En approuvant l’adhésion à ce traité international, les Eurodéputé.es veulent contraindre les six États européens qui ne l’ont pas signé à prendre des mesures pour lutter contre les violences misogynes.
Mercredi 10 mai, les eurodéputé.es ont approuvé l’adhésion de l’Union européenne (UE) à la Convention d’Istanbul luttant contre les violences misogynes. Un traité international du Conseil de l’Europe -organisation paneuropéenne regroupant 46 pays- adopté en 2011, qui oblige chaque État signataire à mettre en place une législation réprimant les violences domestiques et autres agressions telles que le viol conjugal et les mutilations génitales féminines, le harcèlement sexuel, le mariage forcé, et à prévoir des refuges pour les victimes de violences. La convention est entrée en vigueur en 2014 (lire : La Convention d’Istanbul entrera en vigueur le 1er août).
Lors d’un débat tendu mardi 9 mai au Parlement européen de Strasbourg, la commissaire européenne chargée de l’Egalité, Helena Dalli, avait lancé : « L’adhésion de l’UE va renforcer le cadre légal de l’Union et envoyer un message fort à toutes les victimes de violences faites aux femmes et de violence domestique ».
L’Union européenne avait signé la Convention en 2017 mais a tardé à la ratifier, en raison d’une absence de consensus au sein de ses États membres.
Vingt-et-un pays de l’UE l’ont déjà ratifiée mais parmi eux, la Pologne a annoncé son intention de s’en retirer. Les six pays qui ont refusé de la ratifier sont la Bulgarie, la Tchéquie, la Hongrie, la Lettonie, la Lituanie et la Slovaquie. La Turquie, qui avait signé la convention est le seul pays à en être sorti, en 2021. Ces pays réprouvent entre autres le mot « genre » dans ce traité, et l’incitation à introduire à l’école des enseignements sur « les rôles non stéréotypés des genres ».

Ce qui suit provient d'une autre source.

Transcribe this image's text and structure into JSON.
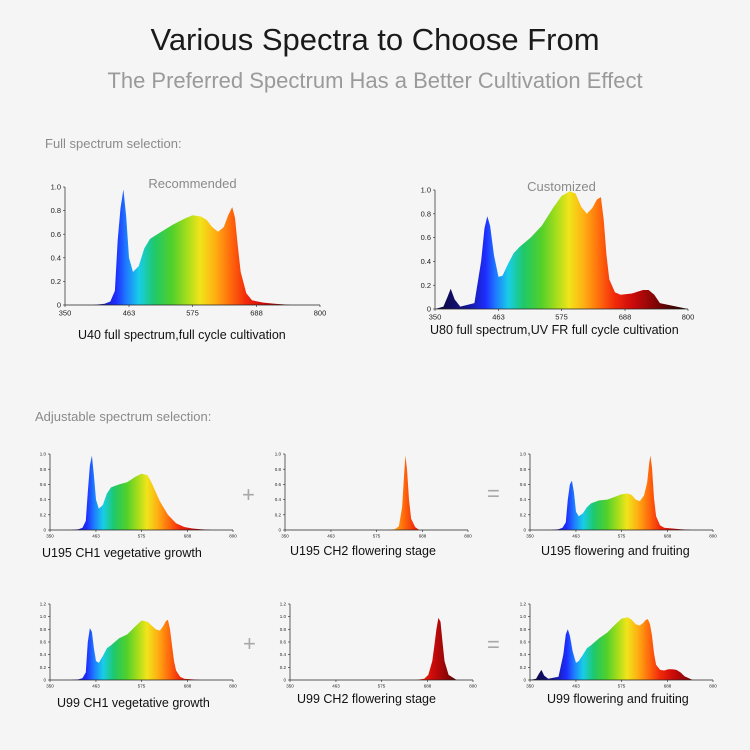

Lors des débats précédant l’approbation du texte dans l’hémicycle strasbourgeois, des eurodéputés d’extrême droite se sont lâchés, poussant la présidente de la séance à mettre en garde contre tout propos pouvant s’apparenter à des « discours de haine ». La résistance de l’extrême droite est symbolique de l’opposition à la protection des femmes. Pour des raisons de compétences de l’Union, la portée de l’adhésion de l’UE est pourtant limitée aux dispositions de la Convention d’Istanbul relatives à la coopération judiciaire en matière pénale et à l’asile.
« Données glaçantes »
Des « données glaçantes » selon les mots de l’eurodéputée française Karima Delli (groupe Verts) ont été citées. « Sept femmes meurent chaque jour sous les coups de leur conjoint ou ex-conjoint. » a-t-elle rappelé. avant d’ajouter : « Nous serons intraitables avec les six pays sur 27 qui agissent encore au mépris de nos droits.» Selon des données de l’Agence des droits fondamentaux de l’UE datant de 2014, une femme sur trois dans l’UE, a déjà subi des violences physiques et/ou sexuelles. 55% des femmes dans l’UE ont été victimes de harcèlement sexuel au moins une fois depuis l’âge de 15 ans.
« C’est un vote pour ces millions de femmes qui vivent dans la violence, dans l’insécurité et la peur, et nous disons maintenant que l’Europe a une tolérance zéro face à la violence à l’égard des femmes » a déclaré Arba Kokalari, eurodéputée suédoise (groupe PPE), l’une des corapporteures du texte avec Lukasz Kohut.
Les eurodéputés ont souligné que l’adhésion de l’UE à la Convention d’Istanbul ne dispensait pas les six États membres ne l’ayant pas ratifiée de le faire.